Trustee pans Blockbuster bonus plan
The U.S. Trustee overseeing Blockbuster Inc's bankruptcy is asking a judge to stop the movie rental chain from paying one employee hundreds of thousands of dollars in bonuses to speed up creditor payouts.
In court papers filed late Friday in Bankruptcy Court in Manhattan, Trustee Tracy Hope Davis criticized Blockbuster for requesting an unquantified bonus payment, and said the plan benefits only senior creditors.
Blockbuster's plan would pay Bruce Lewis, the company's senior vice president of tax, a bonus equal to 1 percent of all creditor payouts, and 1.25 percent of payouts made by the end of July. The plan was proposed last month.
The trustee said Blockbuster failed to offer estimates of how much money that could ultimately amount to, but argued that it would essentially mean $125,000 in bonuses for every $10 million in July payouts, and additional bonuses for payments made after that.
Blockbuster, which went bankrupt last year in the face of competition from Netflix and other direct-to-consumer rental services, was sold to Dish Network Corp in April for about $320 million.
Lewis, in charge of winding down the company's operations, preparing its annual filings and finishing up the company's tax returns, is Blockbuster's only remaining employee, according to court papers filed by the movie retailer.

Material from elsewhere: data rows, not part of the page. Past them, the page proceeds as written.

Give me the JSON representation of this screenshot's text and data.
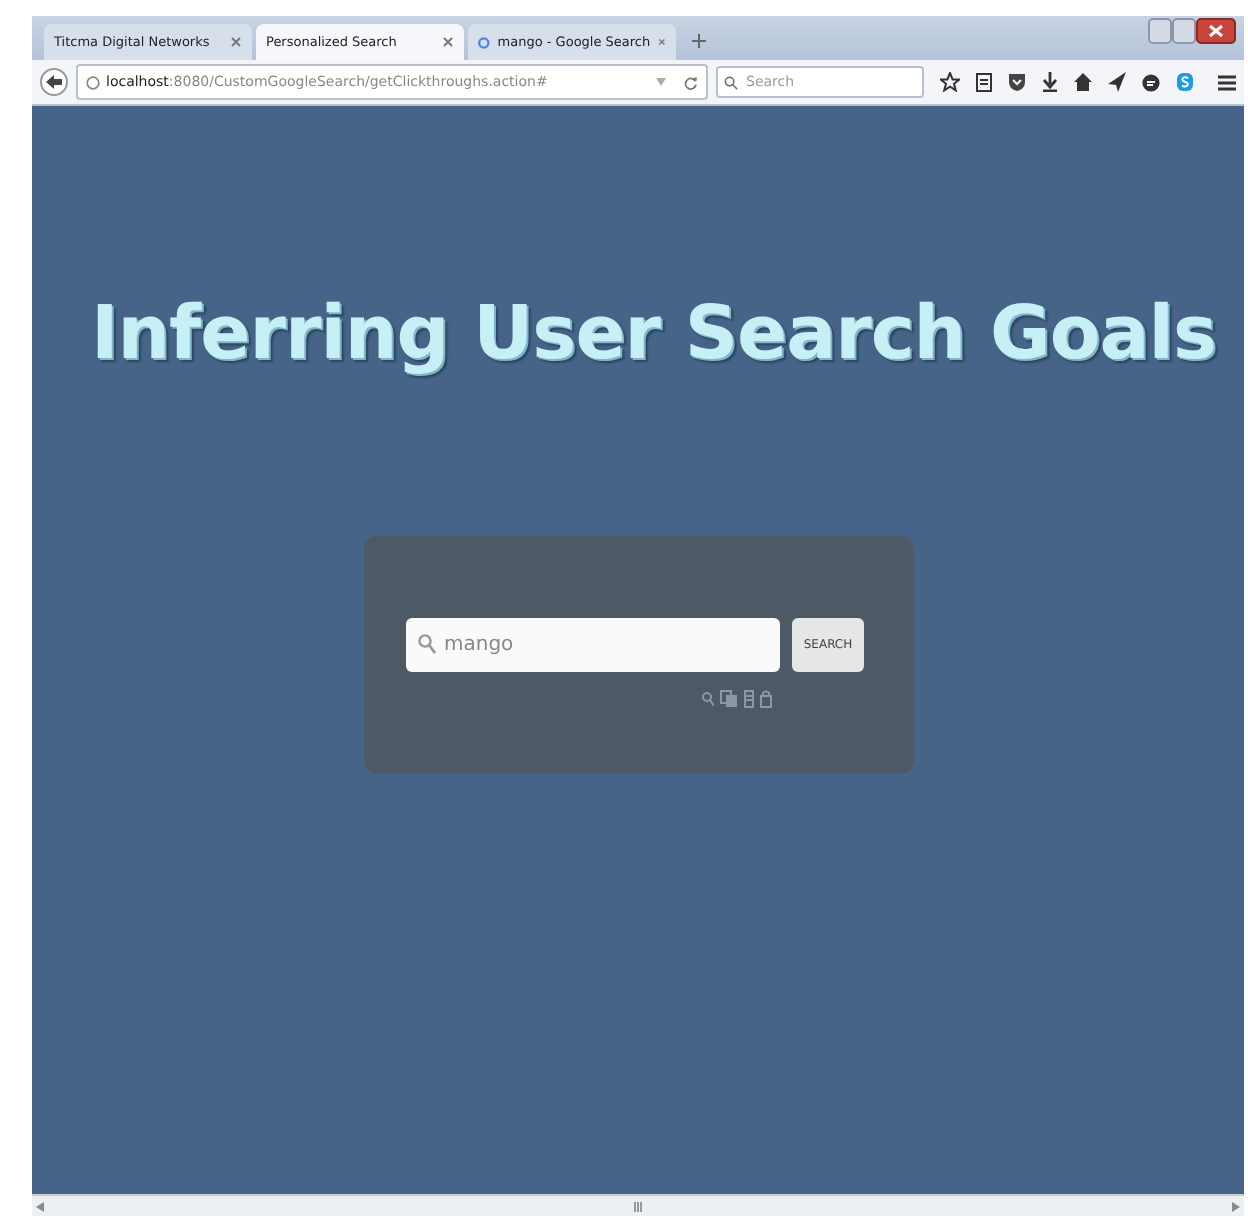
{
  "tabs": [
    {
      "label": "Titcma Digital Networks",
      "selected": false,
      "favicon": false
    },
    {
      "label": "Personalized Search",
      "selected": true,
      "favicon": false
    },
    {
      "label": "mango - Google Search",
      "selected": false,
      "favicon": true
    }
  ],
  "address_bar": {
    "host": "localhost",
    "path": ":8080/CustomGoogleSearch/getClickthroughs.action#"
  },
  "browser_search": {
    "placeholder": "Search"
  },
  "page": {
    "heading": "Inferring User Search Goals",
    "search_field": {
      "value": "mango"
    },
    "search_button": "SEARCH"
  }
}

The trustee said the plan provides no incentive to find additional money for claimants whose recoveries are subordinate to those of senior creditors. The plan encourages Blockbuster to expedite payouts to senior creditors, potentially at the expense of the lower creditor class, the trustee said.
Where the funds will come from to pay these bonus payments is not disclosed, the trustee said in court papers. One possibility may be that the bonus will reduce the recovery on pre-sale administrative claims.
A spokesman for Blockbuster did not return a call Tuesday. An attorney for the company declined to comment. A representative for the trustee could not be reached.
A hearing on the matter has been scheduled for July 19.
The trustee has taken issue with Blockbuster's payment plans in the past.
Davis' office in June called on Judge Burton Lifland, who oversees Blockbuster's bankruptcy, to delay payment to its attorneys and advisers, saying the company had too little remaining value to risk immediate payment.
The trustee also questioned whether Blockbuster's attorneys, from law firm Weil Gotshal & Manges, could be compensated nearly $70,000 for work related to an initial restructuring plan that ultimately collapsed.
The case is in re: Blockbuster Inc, U.S. Bankruptcy Court, Southern District of New York, No 10-14997.